Consistency of Experience
When you want consistency of experience for all users within a single account, then use the account traffic type. This ensures that by providing a single ID - the account ID - you get the benefit of consistency without having to provide any complex data objects around users.
If you want to measure the impact of a feature being rolled out by accounts through experimentation, avoid using SUM or COUNT metrics. As an example, say account A has 1,000 users but account B has two users. A metric that COUNTs or SUMs activity across these two accounts will be skewed in favor of the bigger account. Conversely, if you create metrics that measure AVERAGEs or PERCENTAGEs, data is normalized across accounts.
As a B2B company, if you are OK with rolling out some of the features without the guarantee of consistency of experience for all users within a single account, then use a user traffic type.

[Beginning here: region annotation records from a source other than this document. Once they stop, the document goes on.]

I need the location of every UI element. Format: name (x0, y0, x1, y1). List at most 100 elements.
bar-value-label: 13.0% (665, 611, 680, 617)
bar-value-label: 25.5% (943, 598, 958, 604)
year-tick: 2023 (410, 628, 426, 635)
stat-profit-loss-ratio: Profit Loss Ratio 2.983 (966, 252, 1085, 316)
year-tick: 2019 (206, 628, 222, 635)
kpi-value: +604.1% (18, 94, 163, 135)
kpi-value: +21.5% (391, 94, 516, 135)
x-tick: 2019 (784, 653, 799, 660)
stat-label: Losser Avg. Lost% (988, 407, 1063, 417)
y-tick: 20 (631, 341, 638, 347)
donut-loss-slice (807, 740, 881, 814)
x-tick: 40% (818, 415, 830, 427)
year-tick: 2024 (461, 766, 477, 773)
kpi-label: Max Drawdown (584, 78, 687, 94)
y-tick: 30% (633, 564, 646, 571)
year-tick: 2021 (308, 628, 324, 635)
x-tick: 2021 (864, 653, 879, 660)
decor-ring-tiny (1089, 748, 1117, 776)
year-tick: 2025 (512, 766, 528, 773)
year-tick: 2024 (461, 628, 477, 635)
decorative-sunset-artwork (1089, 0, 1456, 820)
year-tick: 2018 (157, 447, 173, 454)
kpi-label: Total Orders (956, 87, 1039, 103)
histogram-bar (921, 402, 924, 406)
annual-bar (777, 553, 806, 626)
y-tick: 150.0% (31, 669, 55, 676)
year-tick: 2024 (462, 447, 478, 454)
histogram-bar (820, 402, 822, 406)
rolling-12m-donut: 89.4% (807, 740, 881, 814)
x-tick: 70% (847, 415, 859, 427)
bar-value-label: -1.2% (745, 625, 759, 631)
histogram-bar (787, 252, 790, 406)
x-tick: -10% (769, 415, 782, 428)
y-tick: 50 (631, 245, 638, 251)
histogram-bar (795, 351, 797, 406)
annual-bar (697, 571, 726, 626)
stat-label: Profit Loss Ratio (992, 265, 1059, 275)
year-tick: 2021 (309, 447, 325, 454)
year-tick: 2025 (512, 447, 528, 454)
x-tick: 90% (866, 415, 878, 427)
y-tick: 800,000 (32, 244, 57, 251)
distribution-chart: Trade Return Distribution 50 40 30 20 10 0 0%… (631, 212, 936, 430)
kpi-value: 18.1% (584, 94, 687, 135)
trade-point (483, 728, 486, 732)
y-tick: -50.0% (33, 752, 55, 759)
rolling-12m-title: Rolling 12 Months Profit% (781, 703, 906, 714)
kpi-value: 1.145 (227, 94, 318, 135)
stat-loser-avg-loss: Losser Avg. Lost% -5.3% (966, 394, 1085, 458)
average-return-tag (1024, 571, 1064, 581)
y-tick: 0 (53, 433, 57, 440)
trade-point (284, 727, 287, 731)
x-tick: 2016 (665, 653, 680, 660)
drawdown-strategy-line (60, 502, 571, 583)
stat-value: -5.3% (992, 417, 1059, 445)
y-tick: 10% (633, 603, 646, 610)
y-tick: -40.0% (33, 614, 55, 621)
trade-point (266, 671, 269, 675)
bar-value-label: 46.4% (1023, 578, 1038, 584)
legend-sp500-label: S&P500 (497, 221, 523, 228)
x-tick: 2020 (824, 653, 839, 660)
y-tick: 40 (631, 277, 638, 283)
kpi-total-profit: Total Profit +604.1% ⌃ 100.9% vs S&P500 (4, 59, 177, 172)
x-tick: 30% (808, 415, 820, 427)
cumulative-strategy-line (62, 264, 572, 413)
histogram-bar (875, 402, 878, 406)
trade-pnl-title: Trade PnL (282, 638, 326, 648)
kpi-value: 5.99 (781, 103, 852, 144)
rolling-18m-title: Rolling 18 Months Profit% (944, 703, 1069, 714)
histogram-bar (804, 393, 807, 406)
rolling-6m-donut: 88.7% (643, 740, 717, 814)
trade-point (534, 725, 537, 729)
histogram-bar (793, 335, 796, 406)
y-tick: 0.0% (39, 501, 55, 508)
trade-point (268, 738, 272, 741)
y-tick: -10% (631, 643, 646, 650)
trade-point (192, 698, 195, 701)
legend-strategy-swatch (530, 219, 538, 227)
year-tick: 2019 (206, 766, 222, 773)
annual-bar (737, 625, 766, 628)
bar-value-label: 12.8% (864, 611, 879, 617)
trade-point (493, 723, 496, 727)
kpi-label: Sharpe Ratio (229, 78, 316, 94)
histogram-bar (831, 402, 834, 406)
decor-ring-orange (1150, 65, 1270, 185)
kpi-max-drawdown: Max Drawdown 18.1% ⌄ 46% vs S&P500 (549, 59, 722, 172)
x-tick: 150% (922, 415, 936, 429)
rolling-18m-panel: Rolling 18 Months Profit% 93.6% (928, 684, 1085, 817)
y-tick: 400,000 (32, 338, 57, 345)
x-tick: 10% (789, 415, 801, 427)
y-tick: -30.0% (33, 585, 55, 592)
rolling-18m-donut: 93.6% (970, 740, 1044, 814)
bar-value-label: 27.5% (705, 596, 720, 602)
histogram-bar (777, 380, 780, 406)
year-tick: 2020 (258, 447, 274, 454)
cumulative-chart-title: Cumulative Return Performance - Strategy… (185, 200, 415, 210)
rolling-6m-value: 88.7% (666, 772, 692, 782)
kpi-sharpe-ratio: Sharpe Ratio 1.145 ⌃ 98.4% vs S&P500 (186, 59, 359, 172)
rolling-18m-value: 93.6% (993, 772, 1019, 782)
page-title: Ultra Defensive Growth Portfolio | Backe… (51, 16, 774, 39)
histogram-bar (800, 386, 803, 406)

This also opens up a world of experimentation for you as you can measure SUM, COUNTs, AVERAGEs, PERCENTAGEs.
Another option is to roll out a feature flag by user, but use company as a custom attribute to ensure everyone in specific (or all) companies get the same experience. This allows you to create a consistent experience within each organization, but still evaluate the results on a user by user basis. Of course, as noted above, you will not be able to control the distribution if some companies have far more users than others. More on that in this article.
These are tradeoffs that individual teams can make. You can roll out some features by accounts and others by users and Split allows you manage the experiences for each.